刈又で支えられ、境内をまわる大松明。大勢の観衆が見守った

 筑後市や市観光協会などによると、神事は同市の年初め行事で、遅くとも約500年前に始まった火祭りが起源とされます。県の無形民俗文化財にも指定され、観光客やカメラマンが毎年訪れます。しかし近年は担い手が減り、松明を引くこと自体が危ぶまれる状況になっています。


「また参加したい」と話すお助け隊の大友さん(左)と池田さん

 お助け隊として加わった太宰府市の会社員・大友悟さん(60)は「肌と肌で感じる人とのつきあい方、今の世の中ではあまり体験できないぬくもりを実感しました。これが地域で500年以上受け継がれてきた良さなのでしょうね」と、すすで汚れた顔をほころばせました。

存続へ好循環に期待!

 「松明を落とさず無事にまわることができました。ありがたいです」。宮総代会の城戸孝行会長(64)が安堵(あんど)の表情を浮かべました。


祭りの存続に取り組む城戸さん


 市観光協会によると、境内で大松明を周回させるには、1本あたり最低20~30人の力が必要だといいます。地区の高齢化が進む中で、寒空の下、締め込み姿で体力を消耗するといったこともあり、地元でも人員確保に苦慮しているそうです。

 観光協会は10年ほど前から外部の参加者を募り、市も職員が応援に入って、伝統を守ってきました。しかしコロナ禍が追い打ちをかけ、2023年には担い手が30人ほどしか集まらず、3本ある大松明のうち1本しか引けませんでした。城戸さんは「まわし手がより少なくなり、危機感がありました」と打ち明けます。

 そんな中、お助け隊創設のニュースを新聞で知り、市の勧めもあって、隊員の派遣を県に要請したそうです。
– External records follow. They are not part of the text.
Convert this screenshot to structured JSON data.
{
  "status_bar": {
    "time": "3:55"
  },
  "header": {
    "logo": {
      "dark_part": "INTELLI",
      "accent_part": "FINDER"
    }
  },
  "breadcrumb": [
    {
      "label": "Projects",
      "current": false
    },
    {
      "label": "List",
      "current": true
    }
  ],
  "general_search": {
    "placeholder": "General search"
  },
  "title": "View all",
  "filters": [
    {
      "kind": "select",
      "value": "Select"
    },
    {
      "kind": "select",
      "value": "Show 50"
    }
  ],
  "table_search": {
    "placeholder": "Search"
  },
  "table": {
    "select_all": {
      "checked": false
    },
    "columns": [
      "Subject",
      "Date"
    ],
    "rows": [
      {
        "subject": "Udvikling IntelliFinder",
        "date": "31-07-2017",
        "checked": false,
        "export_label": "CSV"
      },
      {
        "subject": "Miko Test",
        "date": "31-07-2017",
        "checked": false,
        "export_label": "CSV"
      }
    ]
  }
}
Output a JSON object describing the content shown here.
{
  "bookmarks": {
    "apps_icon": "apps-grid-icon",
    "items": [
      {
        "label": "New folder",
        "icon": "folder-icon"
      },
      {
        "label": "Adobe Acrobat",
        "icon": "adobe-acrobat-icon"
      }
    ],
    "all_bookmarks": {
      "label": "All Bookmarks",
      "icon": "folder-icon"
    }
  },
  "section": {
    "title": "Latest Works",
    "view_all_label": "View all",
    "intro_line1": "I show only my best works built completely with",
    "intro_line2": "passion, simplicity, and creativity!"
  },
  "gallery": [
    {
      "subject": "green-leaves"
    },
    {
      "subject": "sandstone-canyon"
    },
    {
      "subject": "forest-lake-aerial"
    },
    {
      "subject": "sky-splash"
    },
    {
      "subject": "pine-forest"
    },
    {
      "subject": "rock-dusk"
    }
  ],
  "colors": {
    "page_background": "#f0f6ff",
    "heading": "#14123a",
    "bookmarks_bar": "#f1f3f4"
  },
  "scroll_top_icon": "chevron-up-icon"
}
円陣を組んで自己紹介も行った。中には関東から駆け付けた人も

 今年は2本の松明を引きました。城戸さんは「今回来てくれた人たちが友人を誘って、次回の参加者がさらに増えたらうれしいです」と喜んでいました。

 お助け隊は鬼の修正会に続き、翌1月7日に久留米市の大善寺玉垂宮で行われた「鬼夜」でも活躍しました。

熱い思いで盛り上げる

 お助け隊は、祭りや伝統行事に関心のある福岡県内外の人と、地元の保存会や団体をつなぐ事業として2023年8月に始まりました。県によると、こうした取り組みは全国的に見ても珍しいといいます。

 活動に関心のある人は、特設サイトで名前や連絡先を登録すると、サイトに掲載された行事に申し込めます。新たな募集が追加されると、随時メールで通知する仕組みで、1月10日現在で196人が登録しています。

 一方、お助け隊の派遣を求める地域の団体などは、各市町村を通じて申請します。


お助け隊の特設サイト

 派遣対象は、主に国や県、市町村の指定を受けた無形民俗文化財など約250件。参加者は原則無償で、祭りの運営やみこしの担ぎ手、舞台の演者などを務めます。当日だけのほか、練習を含めて数か月にわたる場合もあり、活動中のボランティア保険は県が負担します。

 県には、「担い手不足で行事の開催が困難な状況にある」という声が自治体の担当者から多く寄せられているそうです。

 県政策支援課の白垣幸助地域政策監は「活動を通じて地域の輪に入ってもらい、その土地のファンが増えたらうれしい」と話します。伝統行事を”入り口”に関係人口を増やし、将来的には移住定住にもつなげていきたい考えです。